Поль Верлен | страница 8




Осенью 1849 года Верлены вернулись в Мец и прожили там полтора года, от которых у Поля осталось достаточно впечатлений, чтобы потом, уже стариком, вновь оживить их в памяти. Там был собор, «такой странный и немного безумный», с яркими красивыми витражами; железная дорога, совсем новая, проходившая рядом с церковью Сен-Кретьен; плац с видом на Мозель и концерты военного оркестра, дававшиеся там два раза в неделю; кашемировые шали разодетых дам и черно-красно-золотые мундиры офицеров; и особенно Матильда, его подружка семи или восьми лет, дочь судьи. Бонна водила ее в парк, где та играла под бдительным оком родителей. Живая и властная, со светло-рыжими волосами и лицом, усыпанным веснушками, она была идеальной парой для Поля. Прохожие улыбались, видя, как они целуют друг друга в щеки, потом ссорятся, мирятся или шепчут что-то друг другу на ухо. Их в шутку называли «Поль и Виргиния[15]» или «Дафнис и Хлоя». Капитана и его жену веселили эти признания и ссоры, они гордились таким не по годам развитым сыном.

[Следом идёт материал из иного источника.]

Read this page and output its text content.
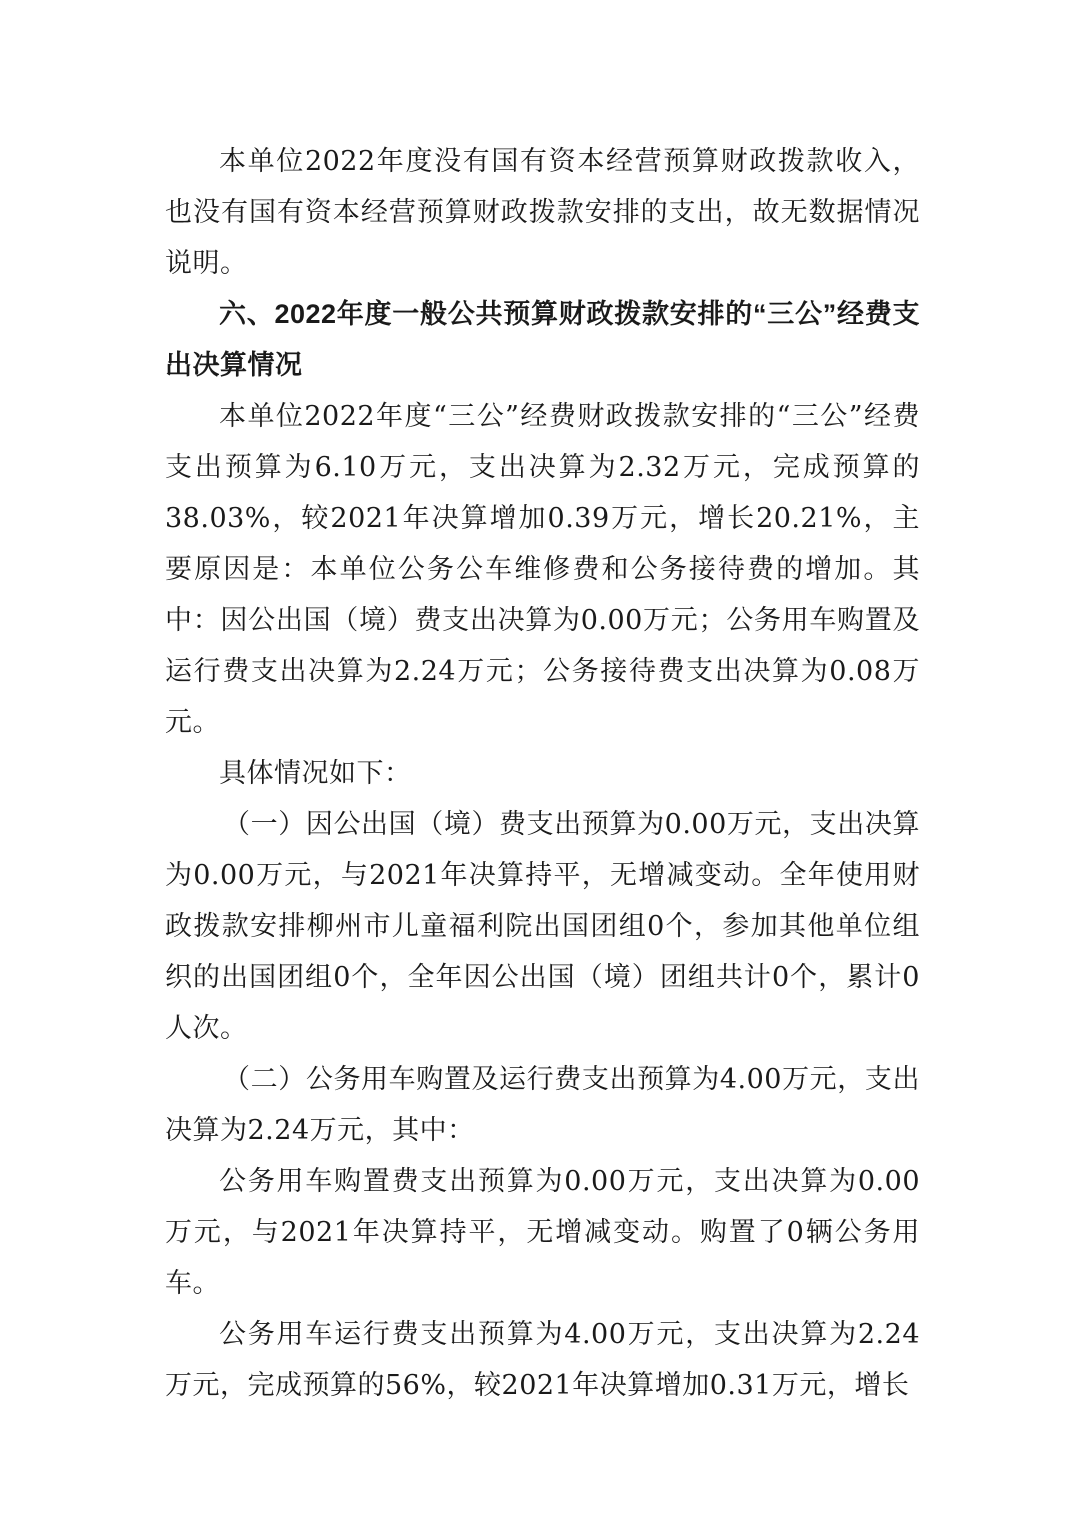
本单位2022年度没有国有资本经营预算财政拨款收入，也没有国有资本经营预算财政拨款安排的支出，故无数据情况说明。

六、2022年度一般公共预算财政拨款安排的“三公”经费支出决算情况

本单位2022年度“三公”经费财政拨款安排的“三公”经费支出预算为6.10万元，支出决算为2.32万元，完成预算的38.03%，较2021年决算增加0.39万元，增长20.21%，主要原因是：本单位公务公车维修费和公务接待费的增加。其中：因公出国（境）费支出决算为0.00万元；公务用车购置及运行费支出决算为2.24万元；公务接待费支出决算为0.08万元。

具体情况如下：

（一）因公出国（境）费支出预算为0.00万元，支出决算为0.00万元，与2021年决算持平，无增减变动。全年使用财政拨款安排柳州市儿童福利院出国团组0个，参加其他单位组织的出国团组0个，全年因公出国（境）团组共计0个，累计0人次。

（二）公务用车购置及运行费支出预算为4.00万元，支出决算为2.24万元，其中：

公务用车购置费支出预算为0.00万元，支出决算为0.00万元，与2021年决算持平，无增减变动。购置了0辆公务用车。

公务用车运行费支出预算为4.00万元，支出决算为2.24万元，完成预算的56%，较2021年决算增加0.31万元，增长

Дома он стал более послушным. Его любимым занятием было рисование. Все листы его тетрадей были покрыты яркими рисунками, которые он тщательно наносил, а потом стирал — пальцем или языком. «Ах! Каким бы богатым и уважаемым художником я мог бы стать, если бы не бросил эти занятия», — пишет он в «Исповеди»>[16].

Когда в 1851 году ему исполнилось семь лет, его отец решил поселиться в Париже. Он там никого не знал, но был уверен, что только в Париже мальчик сможет получить хорошее образование и преуспеть, так как он не сомневался, что его сын окончит военную академию Сен-Сир или Высшую Политехническую Школу и станет когда-нибудь генералом или военным инженером.

Пока не привезли мебель, семья — капитан, его супруга, юная Элиза и Поль — поселились в меблированных комнатах на улице Птит-Экюри в квартале Порт Сен-Дени.

Первое впечатление ребенка от большого города было ужасным: все казалось ему мрачным и уродливым: серые фасады домов, грязные мостовые, тусклый свет, жуткий запах дыма и сточных вод. Куда подевались арденнская зелень и целебный ветер Лотарингии? Прогулка в фиакре немного примирила его со столицей, которую он все же не полюбит никогда>[17]. Сколько экипажей, лошадей, омнибусов, громко говорящих и быстро идущих людей! Его поразила одна деталь — вывеска продавца париков у Порт Сен-Мартен, на которой было написано четверостишие — первые в его жизни стихи! — показавшееся ему таким необычным и прелестным, что он его запомнил. Сорок три года спустя он все еще будет помнить его!